This week, the old proposals to change the university application system so that students apply AFTER they know their results has reared it's head. I'm sure I'm not the only one who has heard this mooted in the past. For the full story, you can read it here in The Daily Mail.
I think it is a brilliant idea. If there is a system that favours the cheeky and ambitious over those with proven academic credentials, then the current system of applying with predicted grades is it. The current system is confusing, time-consuming and leads to disappointment.
It's not surprising that it is a proposal that has been dragged up again by the Conservative-Lib Dem government. The Tories especially love the notion of the free-market, and the current system allows customers and suppliers (students and universities respectively) to work with imperfect information, which is sub-optimal (see, I was paying attention in economics class).
Where students work with unknown, predicted grades, an over-optimistic student will apply to a university course which demands grades way above what they will actually go on to achieve. This leads to disappointment and a panic as they end up applying through clearing. At the other end of the scale, a student whose tutors predict low grades will apply for courses with low grade requirements where they could have got a place on a much better course and at a much better university.
Either way, the system favours the student putting in a cheeky application and works against those who under-estimate their own ability. I can't help thinking that those from families who favour high academic achievement are the most likely to try their luck, whereas the students from families where university is an alien concept will likely see elite courses and universities out of their reach. Even if they achieve way over what they expect, it will mean either accepting the course they have been offered or pulling out and re-applying. It's not an ideal way to choose to do something which will influence your career path, and indeed your whole future. Allowing a student to apply to university after they have their A-Level grades would be a big step towards giving students a university place based on actual achievement, regardless of class, school-type or influence from family or college tutors.
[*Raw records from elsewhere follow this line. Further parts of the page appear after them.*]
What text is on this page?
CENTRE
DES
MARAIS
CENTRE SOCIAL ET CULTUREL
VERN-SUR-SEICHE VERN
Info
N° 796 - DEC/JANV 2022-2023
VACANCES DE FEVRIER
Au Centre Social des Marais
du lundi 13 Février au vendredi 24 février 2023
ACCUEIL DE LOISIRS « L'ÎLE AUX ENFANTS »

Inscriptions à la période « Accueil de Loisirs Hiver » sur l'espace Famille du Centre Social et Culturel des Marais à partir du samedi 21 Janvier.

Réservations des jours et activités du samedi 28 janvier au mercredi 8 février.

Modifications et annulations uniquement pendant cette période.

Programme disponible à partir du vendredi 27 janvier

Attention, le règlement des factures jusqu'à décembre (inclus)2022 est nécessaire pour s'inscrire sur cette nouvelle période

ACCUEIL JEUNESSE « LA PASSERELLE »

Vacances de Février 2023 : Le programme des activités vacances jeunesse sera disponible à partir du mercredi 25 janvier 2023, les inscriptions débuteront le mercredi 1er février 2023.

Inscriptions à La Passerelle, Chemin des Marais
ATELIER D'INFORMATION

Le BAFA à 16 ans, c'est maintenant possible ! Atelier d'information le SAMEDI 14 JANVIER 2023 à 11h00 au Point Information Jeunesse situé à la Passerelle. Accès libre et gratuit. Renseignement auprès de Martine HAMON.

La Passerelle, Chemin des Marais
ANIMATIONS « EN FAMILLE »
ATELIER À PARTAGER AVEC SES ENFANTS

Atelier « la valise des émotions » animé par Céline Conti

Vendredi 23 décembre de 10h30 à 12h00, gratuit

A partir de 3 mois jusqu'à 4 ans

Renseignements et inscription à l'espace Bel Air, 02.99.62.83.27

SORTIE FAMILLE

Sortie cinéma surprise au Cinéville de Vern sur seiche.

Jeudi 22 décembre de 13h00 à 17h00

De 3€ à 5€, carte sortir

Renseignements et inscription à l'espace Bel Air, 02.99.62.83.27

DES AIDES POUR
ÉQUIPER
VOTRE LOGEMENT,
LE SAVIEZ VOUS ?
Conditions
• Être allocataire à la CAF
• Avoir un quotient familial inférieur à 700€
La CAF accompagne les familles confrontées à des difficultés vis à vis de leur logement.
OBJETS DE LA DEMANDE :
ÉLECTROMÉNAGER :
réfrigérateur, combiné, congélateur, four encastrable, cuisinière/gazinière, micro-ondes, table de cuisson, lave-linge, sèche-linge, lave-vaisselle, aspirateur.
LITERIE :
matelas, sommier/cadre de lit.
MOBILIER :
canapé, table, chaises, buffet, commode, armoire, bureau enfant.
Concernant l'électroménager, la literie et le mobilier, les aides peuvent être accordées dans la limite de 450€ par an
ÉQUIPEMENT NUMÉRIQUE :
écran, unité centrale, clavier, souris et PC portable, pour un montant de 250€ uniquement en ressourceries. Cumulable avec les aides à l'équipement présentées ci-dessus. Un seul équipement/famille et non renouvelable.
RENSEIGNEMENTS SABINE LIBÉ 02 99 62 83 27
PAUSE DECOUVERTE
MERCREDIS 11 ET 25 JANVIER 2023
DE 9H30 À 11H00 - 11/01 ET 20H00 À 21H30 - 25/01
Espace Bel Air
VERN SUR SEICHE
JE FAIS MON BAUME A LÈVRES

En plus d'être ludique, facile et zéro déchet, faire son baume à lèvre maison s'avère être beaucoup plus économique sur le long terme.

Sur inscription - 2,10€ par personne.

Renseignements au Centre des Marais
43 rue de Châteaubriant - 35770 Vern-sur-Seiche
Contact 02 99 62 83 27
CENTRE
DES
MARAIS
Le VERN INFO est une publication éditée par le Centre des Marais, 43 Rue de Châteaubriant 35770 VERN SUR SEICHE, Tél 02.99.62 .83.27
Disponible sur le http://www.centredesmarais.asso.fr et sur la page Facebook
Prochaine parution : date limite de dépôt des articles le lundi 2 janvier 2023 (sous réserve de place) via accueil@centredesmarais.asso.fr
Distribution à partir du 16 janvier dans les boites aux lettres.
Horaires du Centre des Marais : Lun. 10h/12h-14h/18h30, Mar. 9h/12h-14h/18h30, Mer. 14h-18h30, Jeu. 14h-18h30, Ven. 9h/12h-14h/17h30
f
The proposals to move A-Level exams to earlier in the year in order to allow enough time to process results for the start of the university is not a bad one. I remember getting very bored toward the end of my two-year A-Level course and would have welcomed exams in the May rather than dragging things out until June or July. However, I still feel this would mean the window to apply would be too short. The reason you have to apply six months before you sit your exams is because the whole process - involving literally thousands of students and over 100 universities - is a huge administrative task.
Surely it would be better to either have students take a year out as standard. The gap between sitting your last A-level exam in July, and starting university in the October is too short. To this point you would have been at school for at least thirteen years, and are going to be at university for another three. I don't think that a year out to work a bit, get some money and have some breathing space to think over your course and university choices is a bad thing.
Anyway, I am in favour of allowing students to apply to university after their A-Level results. I think it can only be good for social mobility and a system that is based on true achievement and potential, rather than on the imperfect information and blind optimism it is based on now.
Do you think that the current system needs fixing? Do you think if you had applied after knowing your results, your choices would've been different? I welcome your opinion, as usual.